Malgré des dépenses élevées dans l’éducation, les résultats sont relativement faibles. Pour améliorer la qualité de l’enseignement, il faut renforcer la sélection, l’évaluation et la formation des enseignants, fournir aux élèves un apprentissage des langues de qualité dès le plus jeune âge et mettre davantage l’accent sur les compétences générales et le savoir-être (soft skills). L’augmentation de la masse salariale a engendré une réduction des ressources consacrées à l’investissement dans les infrastructures d’éducation. Élargir l’accès à l’éducation préscolaire, en particulier pour les ménages à faible revenu et les familles monoparentales, permettrait de réduire les inégalités des chances.

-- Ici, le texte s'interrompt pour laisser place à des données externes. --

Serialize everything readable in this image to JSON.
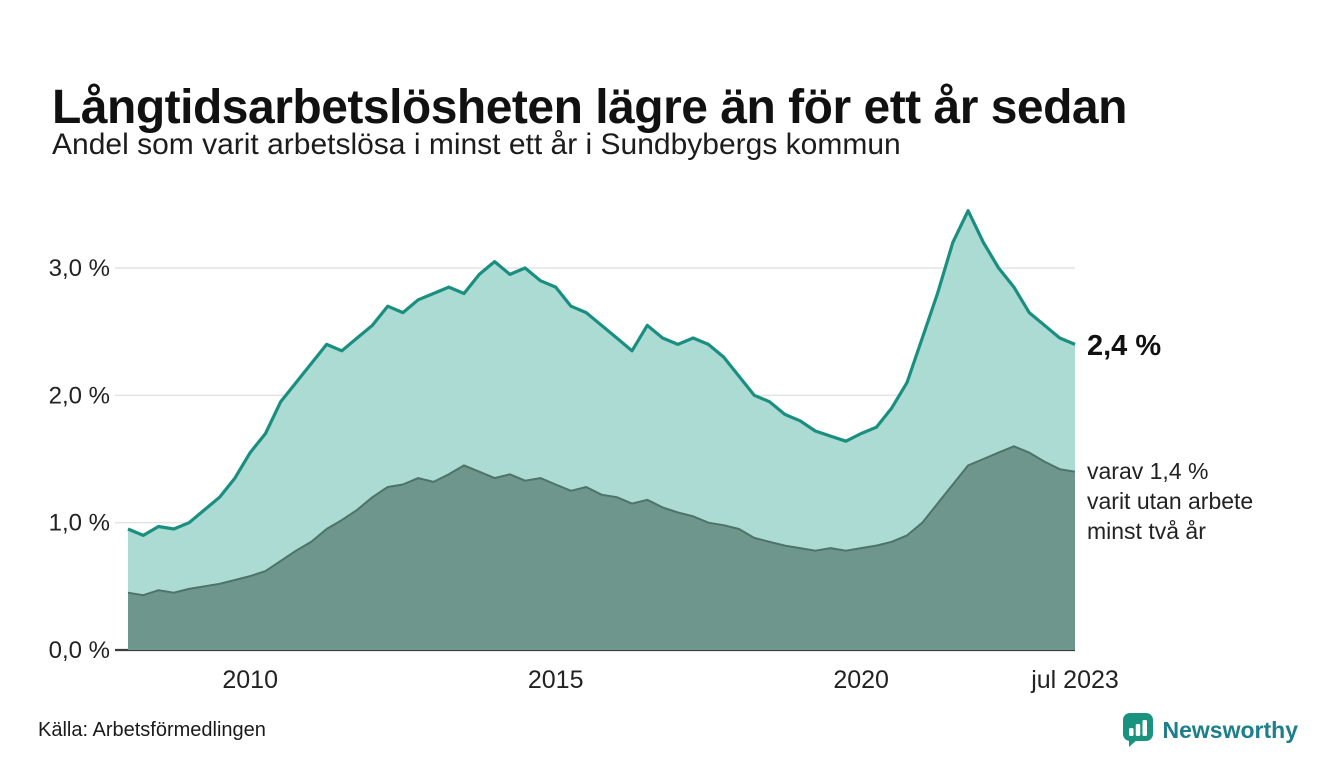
{
  "header": {
    "title": "Långtidsarbetslösheten lägre än för ett år sedan",
    "subtitle": "Andel som varit arbetslösa i minst ett år i Sundbybergs kommun"
  },
  "annotations": {
    "latest_value": "2,4 %",
    "secondary_label": "varav 1,4 %\nvarit utan arbete\nminst två år"
  },
  "footer": {
    "source": "Källa: Arbetsförmedlingen",
    "brand": "Newsworthy"
  },
  "colors": {
    "line_primary": "#1a8f80",
    "fill_primary": "#abdbd2",
    "line_secondary": "#4e7369",
    "fill_secondary": "#6e968c",
    "grid": "#e3e3e3",
    "axis": "#3d3d3d",
    "text": "#222222",
    "brand_icon": "#19937f",
    "brand_word": "#1d7e8c"
  },
  "chart_data": {
    "type": "area",
    "title": "Långtidsarbetslösheten lägre än för ett år sedan",
    "subtitle": "Andel som varit arbetslösa i minst ett år i Sundbybergs kommun",
    "unit": "%",
    "grid": true,
    "legend": "none",
    "x_axis": {
      "range": [
        2008.0,
        2023.5
      ],
      "ticks": [
        {
          "label": "2010",
          "x": 2010
        },
        {
          "label": "2015",
          "x": 2015
        },
        {
          "label": "2020",
          "x": 2020
        },
        {
          "label": "jul 2023",
          "x": 2023.5
        }
      ]
    },
    "y_axis": {
      "range": [
        0,
        3.6
      ],
      "ticks": [
        {
          "label": "3,0 %",
          "value": 3.0
        },
        {
          "label": "2,0 %",
          "value": 2.0
        },
        {
          "label": "1,0 %",
          "value": 1.0
        },
        {
          "label": "0,0 %",
          "value": 0.0
        }
      ]
    },
    "x": [
      2008.0,
      2008.25,
      2008.5,
      2008.75,
      2009.0,
      2009.25,
      2009.5,
      2009.75,
      2010.0,
      2010.25,
      2010.5,
      2010.75,
      2011.0,
      2011.25,
      2011.5,
      2011.75,
      2012.0,
      2012.25,
      2012.5,
      2012.75,
      2013.0,
      2013.25,
      2013.5,
      2013.75,
      2014.0,
      2014.25,
      2014.5,
      2014.75,
      2015.0,
      2015.25,
      2015.5,
      2015.75,
      2016.0,
      2016.25,
      2016.5,
      2016.75,
      2017.0,
      2017.25,
      2017.5,
      2017.75,
      2018.0,
      2018.25,
      2018.5,
      2018.75,
      2019.0,
      2019.25,
      2019.5,
      2019.75,
      2020.0,
      2020.25,
      2020.5,
      2020.75,
      2021.0,
      2021.25,
      2021.5,
      2021.75,
      2022.0,
      2022.25,
      2022.5,
      2022.75,
      2023.0,
      2023.25,
      2023.5
    ],
    "series": [
      {
        "name": "Andel arbetslösa minst ett år",
        "latest_label": "2,4 %",
        "color": "#1a8f80",
        "fill": "#abdbd2",
        "values": [
          0.95,
          0.9,
          0.97,
          0.95,
          1.0,
          1.1,
          1.2,
          1.35,
          1.55,
          1.7,
          1.95,
          2.1,
          2.25,
          2.4,
          2.35,
          2.45,
          2.55,
          2.7,
          2.65,
          2.75,
          2.8,
          2.85,
          2.8,
          2.95,
          3.05,
          2.95,
          3.0,
          2.9,
          2.85,
          2.7,
          2.65,
          2.55,
          2.45,
          2.35,
          2.55,
          2.45,
          2.4,
          2.45,
          2.4,
          2.3,
          2.15,
          2.0,
          1.95,
          1.85,
          1.8,
          1.72,
          1.68,
          1.64,
          1.7,
          1.75,
          1.9,
          2.1,
          2.45,
          2.8,
          3.2,
          3.45,
          3.2,
          3.0,
          2.85,
          2.65,
          2.55,
          2.45,
          2.4
        ]
      },
      {
        "name": "varav utan arbete minst två år",
        "latest_label": "varav 1,4 % varit utan arbete minst två år",
        "color": "#4e7369",
        "fill": "#6e968c",
        "values": [
          0.45,
          0.43,
          0.47,
          0.45,
          0.48,
          0.5,
          0.52,
          0.55,
          0.58,
          0.62,
          0.7,
          0.78,
          0.85,
          0.95,
          1.02,
          1.1,
          1.2,
          1.28,
          1.3,
          1.35,
          1.32,
          1.38,
          1.45,
          1.4,
          1.35,
          1.38,
          1.33,
          1.35,
          1.3,
          1.25,
          1.28,
          1.22,
          1.2,
          1.15,
          1.18,
          1.12,
          1.08,
          1.05,
          1.0,
          0.98,
          0.95,
          0.88,
          0.85,
          0.82,
          0.8,
          0.78,
          0.8,
          0.78,
          0.8,
          0.82,
          0.85,
          0.9,
          1.0,
          1.15,
          1.3,
          1.45,
          1.5,
          1.55,
          1.6,
          1.55,
          1.48,
          1.42,
          1.4
        ]
      }
    ]
  }
}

La gouvernance et le ciblage des politiques actives du marché du travail (PAMT) sont inadéquats, et la mobilité de la main-d’œuvre est peu élevée. Les aides à la formation sont versées aux entreprises et ne bénéficient qu’aux travailleurs du secteur formel. Les subventions salariales, elles, bénéficient principalement aux diplômés de l’enseignement supérieur. Il est indispensable de procéder à des évaluations d’impact et d'élargir la portée des PAMT à tous les chômeurs et travailleurs défavorisés. Pour accroître la mobilité du travail et faire mieux coïncider l’offre et la demande sur le marché du travail, il faut impérativement améliorer les services publics de l’emploi en allouant davantage de ressources aux services de conseil personnalisé, en améliorant la formation des conseillers, en combinant conseil et aide ciblée à la formation et en laissant davantage jouer la concurrence des prestataires privés.